金森穣率いるNoismの活動は、常に新しい挑戦に満ちている。
だからその作品は、
今や一つたりとも見逃せない。
その証拠に、
「カルメン」の関東圏での初日となる6/20の客席には、
首藤康之、中村恩恵、森山開次など、
Noism同様日本のモダンダンスを牽引する人々の顔が。
そこで繰り広げられた「カルメン」は、
「すべて知っている」パズルを使いながら、
まったく別の感動をもたらす舞台となった。
冒頭、「語る人」である旅の学者(原作者メリメ自身)が、
上手の「書斎」風机と、幕の前のスクリーンを使って
「これまでのいきさつ」を説明する。
それはちょっと冗長だけれど、スクリーンの使い方が巧みで
ようやく幕が開いて広々とした舞台に視野が開けた時が逆に新鮮で、
「ああ、これまでは『前振り』だったんだ」と改めて気づかされる。
そこから怒涛の「バレエ」が始まる。
Noismにしては様式的で、クラシックで、プティの振付のコンセプトもほうふつとさせる。
ところが…。
休憩をはさんで後半に入ったあたりから、
ぐんぐん金森色が強くなる。
カルメンと三角関係になってホセを争う「許嫁の女ミカエラ」の存在感が
魂たちの綱引きの緊張をキリキリと手繰り寄せていくのだ。
ここにきて、一幕は「人物紹介」の役割をきっちり果たしたことがわかる。
享楽と権力と栄誉のはざまを、
自由に、すり抜けるようにして生きるカルメンにとって、
「ホセ」は最初遊び駒の一つでしかない。
ホセにとって「カルメン」は、
未知なる世界のまだ使ったことのないオモチャにすぎない。
互いに「知らない」から「興味ある」だけの2人が、
自分がそちらに向かおうとすると「引き留める」力の反作用で、
どんどん近くなっていくのだ。
カルメンが本当にホセを愛するのは、
ホセがもっとも大事なものを失ったときだ。
同郷の男を失い、罪を犯して戻るべき故郷も失う。
一人たたずみ咆哮するホセの絶対的な孤独と共振したカルメンは、
初めてホセに心をゆるし、むしゃぶりつく。
天井からは、ミモザ。
真っ黄色の、大量の、ミモザ。
赤銅色の空と陸とを分けるのは、ただ1線の地平線。
夕暮れの星たちのようにまたたく半円形のともしびの中で、
2人は1つになる。
そのグラン・パ・ド・ドゥの美しさといったら…。
しかし、
その後カルメンは去っていく。
ホセにとって「前の社会」が足かせならば、
カルメンにとっての足かせは「運命」である。
ロマの女は、カードに示された「予言」に勝てない。
カルメンは舞台中央奥の、背を丸めた黒衣の影に向かって
吸い寄せられるように引きつけられてしまう。
そのとき、初めて気づくのだ。
物語の一番初めから何度も登場していた
あの背の丸い、顔の見えない、ちょっと滑稽にちょこちょこと歩く小さな黒衣たちが
謎の老婆ドロッテとともに、すべてを支配していたことを。
カルメンがホセを捨てる行為は、不条理でも気まぐれでもない。
必然だ。

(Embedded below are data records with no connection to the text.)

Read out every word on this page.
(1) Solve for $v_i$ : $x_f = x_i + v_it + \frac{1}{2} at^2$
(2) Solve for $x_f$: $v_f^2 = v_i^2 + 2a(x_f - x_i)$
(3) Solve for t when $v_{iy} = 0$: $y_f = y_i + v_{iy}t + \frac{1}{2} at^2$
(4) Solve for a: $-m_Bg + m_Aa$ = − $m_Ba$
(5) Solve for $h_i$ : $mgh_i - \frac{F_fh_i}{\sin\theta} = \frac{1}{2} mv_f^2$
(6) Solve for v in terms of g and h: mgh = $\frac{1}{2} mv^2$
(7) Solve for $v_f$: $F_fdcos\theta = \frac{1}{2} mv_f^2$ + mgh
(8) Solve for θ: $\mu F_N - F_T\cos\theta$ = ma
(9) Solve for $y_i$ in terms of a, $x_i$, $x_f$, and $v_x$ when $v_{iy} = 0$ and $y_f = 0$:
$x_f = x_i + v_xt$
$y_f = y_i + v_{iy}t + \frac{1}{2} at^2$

さだめだ。
さだめにのみ込まれるカルメンの悲愴が、こんなに身に染みるとは…。
・・・・・・・・・・・・・・・・・・・・・・・・・・・・・・・・・・
すべてが終わったその後で、
登場人物たちは、一枚の記念写真のようににこやかに背景におさまる。
みな、死んでいった人々だ。
そして、
最後の1ピースとして語り手のメリメもその「集合写真」に加わり、
「物語の挿絵」は完成する。
金森穣は今回の「カルメン」のキーワードとして、
「物語の物語」を挙げていた。
舞台を客席と区切り結界させる額縁のような四角い空間を
「プロセニアム」と呼ぶが、
この「結界性」を無視して自由にプロセニアムの内外を出入りする語り手が
気がつくと物語の中の人物と一体化していく様子を
どう作品にしていくのか、非常に興味があった。
一枚の「挿絵」に入って客体から主体になったメリメを見ながら、
私は自分自身、
いつのまにか「物語を観る者」から「物語を生きる者」に変容していたことに気づく。
前半、私は外から物語を眺めていた。
自分とは関係のない、知らない土地の知らない人々の話を
ふんふんと聞いていた。
いつでも閉じられる本を読んでいたような感じで。
しかし後半は違う。
ホセの、カルメンの、ミカエラの恋の行方の終着駅まで、
私は疾走する。
ホセとなって、カルメンとなって、ミカエラとなって。
そして私も、一緒に挿絵の中に入って記念写真の仲間入りをしたのである。
金森氏は
「いつかNoismもなくなって、そうしたらNoismも様々な人に語られ、物語になる」
と言っていた。
「物語になる」とはもしかしたら、
主体がなくなって客体が語るということではなく、
主体そのものがなくなっても「物語」ることで、客体がその魂を受け継ぐことそのものなのかもしれない。
そうやって、
古典の中の人物たちは永遠の命を得たのである。
ラストシーンを考え出した金森にリスペクト。
もちろん、
彼の世界観を寸分たがわず視覚化したキャストの力はすごい。
金森は言う。
「Noismはこうだっていうのは、鍛錬された身体だけ。それだけは譲らない」
その通りだ。
カルメンの井関佐和子、
ホセの中川賢、
ミカエラの真下恵、
ドロッテの石原悠子、
Noism1のメンバーだけでなく2のメンバーも、
みな素晴らしい動きだった。
俳優として参加した奥野晃士も負けず劣らずきびきび動いて違和感がなかった。
もう一度、あの陶酔の中に身をおいてみたいと思う。